Slow Food

Slow Food? Was ist so toll daran, lange aufs Essen zu warten? Spanien bietet kulinarischen Genuss im Schnelldurchlauf.

Nein, wir mokieren uns hier nicht über zeitlich verrückte Essensbräuche der Spanier. Wem ein Abendessen um zehn nicht passt, soll seine Uhr um zwei Stunden zurückstellen. Statt die Nase zu rümpfen, stecken wir sie lieber in ein Glas Rioja.

Und rücken zurecht: Zwar fangen Spanier spät zu essen an, sind aber auch viel schneller fertig. Wie schaffen es die iberischen Köche, um so viel flinker zu kochen als ihre Kollegen? Und das nicht nur, wenn sie Schlangenfraß servieren, der frisch nur aus der Mikrowelle kommt.

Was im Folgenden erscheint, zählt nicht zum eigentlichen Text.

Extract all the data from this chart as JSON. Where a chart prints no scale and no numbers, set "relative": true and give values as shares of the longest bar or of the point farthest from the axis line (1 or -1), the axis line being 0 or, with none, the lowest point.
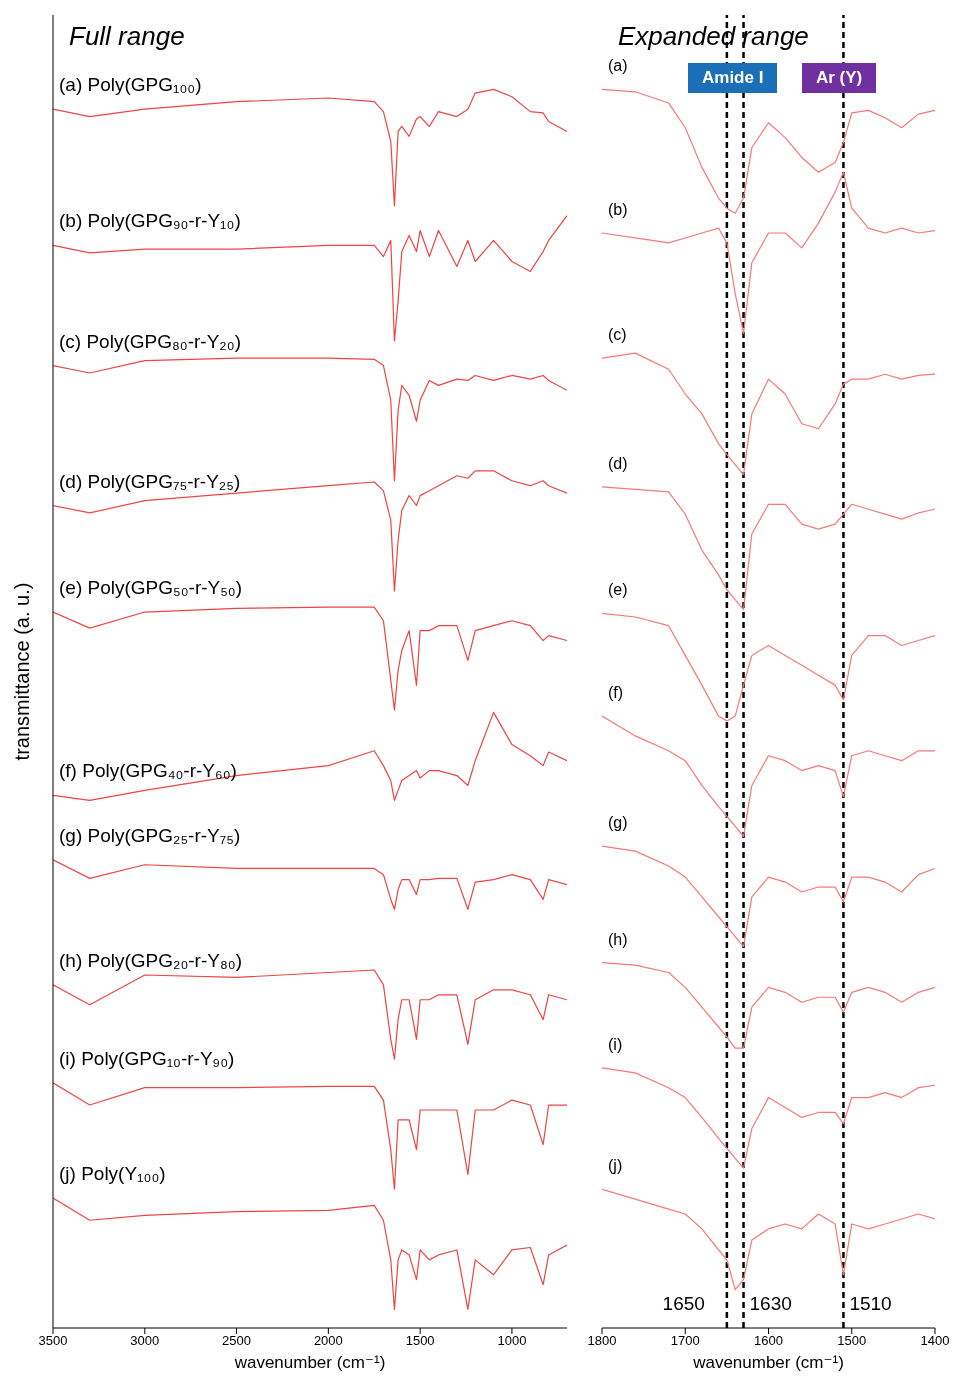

Auch der Koch als Künstler legt sich ins Zeug, besonders, wenn seine Bude fast leer ist. Das Rennen gewinnt – Trommelwirbel! – die Casa Vallecas in Berlanga de Duero. Im hintersten Kastilien steht ein Ingenieur am Herd, der auf die Schnapsidee kam, in seinem Kuhdorf ein Feinschmeckerlokal zu eröffnen. Das zwölfgängige Degustationsmenü beschert einen Rausch der Sinne und der Geschwindigkeit. Aufs Tempo drückt auch der rustikale Kellner, der im Minutentakt prüft, ob die Teller schon leer sind, und diese entzieht, wenn wir zu sehr trödeln. Denn schon will die nächste Kreation, deren Namen er unverständlich runterrattert, verschlungen werden. Das Fazit: ein Genuss-Stakkato, abgefeuert in 63 Minuten. Wir vermuten einen Rekord und geloben, das nächste Mal tempomäßig besser zu kooperieren. Dynamik steckt an.

Was ist denn so toll daran, auf jeden Gang endlos zu warten? Ist Langsamkeit eine Tugend? Warum halten die Slow-Food-Jünger ihr „Qualität braucht Zeit“ für ein Naturgesetz? Wir schwören auf Fast Food de luxe. Viva España!

karl.gaulhofer@diepresse.com


Nächste Woche:
Michael Laczyinski

("Die Presse", Print-Ausgabe, 25.05.2014)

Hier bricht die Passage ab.